Mit Dildo, Pistorius-Maske und politischen Botschaften wollten Aktivisten offenbar provozieren – jetzt ermittelt der Staatsschutz. Nach einer Aktion an der Skulptur „Fountain of Wishes“ in der Osnabrücker Hase geht es nicht mehr nur um Kunst, Protest und Geschmacklosigkeit, sondern auch um mögliche Straftaten.
Das ging dann wohl zu weit: Im Januar hatten Gegner der möglichen Konversion des VW-Werks Osnabrück zu einem Rüstungsstandort eine Bronzeskulptur in der Hase mit einem Dildo versehen sowie mit einer Maske, die das Gesicht des früheren Osnabrücker Oberbürgermeisters Boris Pistorius zeigte.
Ermittlungen nach umstrittenem Politiker-Beleidigungsparagrafen
Die Angelegenheit wurde von der Justiz nicht als Hommage an die ausgeprägte Männlichkeit des Verteidigungsministers gewertet, sondern als Beleidigung. Nach Auskunft eines Sprechers der Polizei kommt der umstrittene Paragraph 188 StGB zur Anwendung, mit dem ein besonderer strafrechtlicher Schutz für Politiker geschaffen wurde.
Rüstungsgegner stellen Aktion als Kunstprojekt dar
Neben der von den Urhebern in einer anonymen, auch an unsere Redaktion geschickten Bekenner-Mail als Kunstprojekt dargestellten Aktion umfasst die Ermittlungsakte gegen die Aktivisten der Gruppierungen „Rausmetall“ und „Zukunftswerk Osnabrück“ noch weitere mögliche Straftaten. Nach Polizeiangaben soll die Bronzeskulptur „Fountain of Wishes“ in der Hase bei der Aktion am 16. Januar auch beschädigt worden sein. Zudem werden den Gruppierungen Farbschmierereien im Bereich des Heger Tors zugeordnet. Die Ermittlungen richten sich nach Polizeiangaben derzeit gegen einen 29-jährigen Mann und eine 31 Jahre alte Frau.

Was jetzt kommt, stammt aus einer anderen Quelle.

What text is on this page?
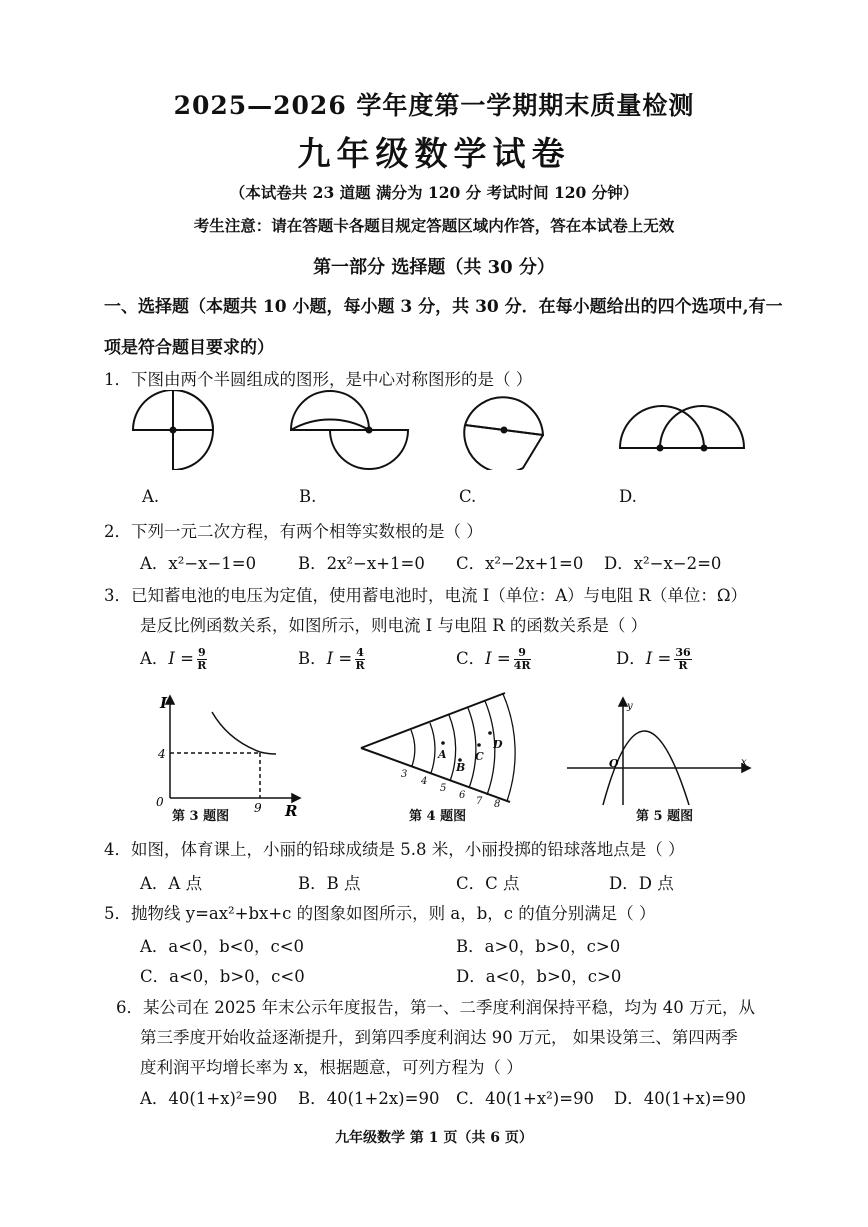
2025—2026 学年度第一学期期末质量检测
九年级数学试卷
（本试卷共 23 道题 满分为 120 分 考试时间 120 分钟）
考生注意：请在答题卡各题目规定答题区域内作答，答在本试卷上无效
第一部分 选择题（共 30 分）
一、选择题（本题共 10 小题，每小题 3 分，共 30 分．在每小题给出的四个选项中,有一
项是符合题目要求的）
1．下图由两个半圆组成的图形，是中心对称图形的是（ ）
A.	B.	C.	D.
2．下列一元二次方程，有两个相等实数根的是（ ）
A．x²−x−1=0	B．2x²−x+1=0 C．x²−2x+1=0 D．x²−x−2=0
3．已知蓄电池的电压为定值，使用蓄电池时，电流 I（单位：A）与电阻 R（单位：Ω）
是反比例函数关系，如图所示，则电流 I 与电阻 R 的函数关系是（ ）
A．$I = \frac{9}{R}$	B．$I = \frac{4}{R}$	C．$I = \frac{9}{4R}$	D．$I = \frac{36}{R}$
I
R
0
4
9
第 3 题图
3
4
5
6
7 8
A
B
C
D
第 4 题图
y
x
O
第 5 题图
4．如图，体育课上，小丽的铅球成绩是 5.8 米，小丽投掷的铅球落地点是（ ）
A．A 点	B．B 点	C．C 点	D．D 点
5．抛物线 y=ax²+bx+c 的图象如图所示，则 a，b，c 的值分别满足（ ）
A．a<0，b<0，c<0	B．a>0，b>0，c>0
C．a<0，b>0，c<0	D．a<0，b>0，c>0
6．某公司在 2025 年末公示年度报告，第一、二季度利润保持平稳，均为 40 万元，从
第三季度开始收益逐渐提升，到第四季度利润达 90 万元， 如果设第三、第四两季
度利润平均增长率为 x，根据题意，可列方程为（ ）
A．40(1+x)²=90 B．40(1+2x)=90 C．40(1+x²)=90 D．40(1+x)=90
九年级数学 第 1 页（共 6 页）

Staatsschutz durchsucht Mehrfamilienhaus in Bissendorf
Am Mittwochmorgen durchsuchten Ermittler des Staatsschutzes ein Mehrfamilienhaus in Bissendorf. Grundlage der Maßnahme war ein Beschluss des Amtsgerichts Osnabrück. Dabei stellten die Ermittler des Staatsschutzes der Osnabrücker Polizei diverse Beweismittel sicher, darunter Täterbekleidung und einen Laptop. Die Auswertung der sichergestellten Gegenstände ist nun Gegenstand der weiteren Ermittlungen. Dabei wird auch nach möglichen weiteren Tatbeteiligten gesucht.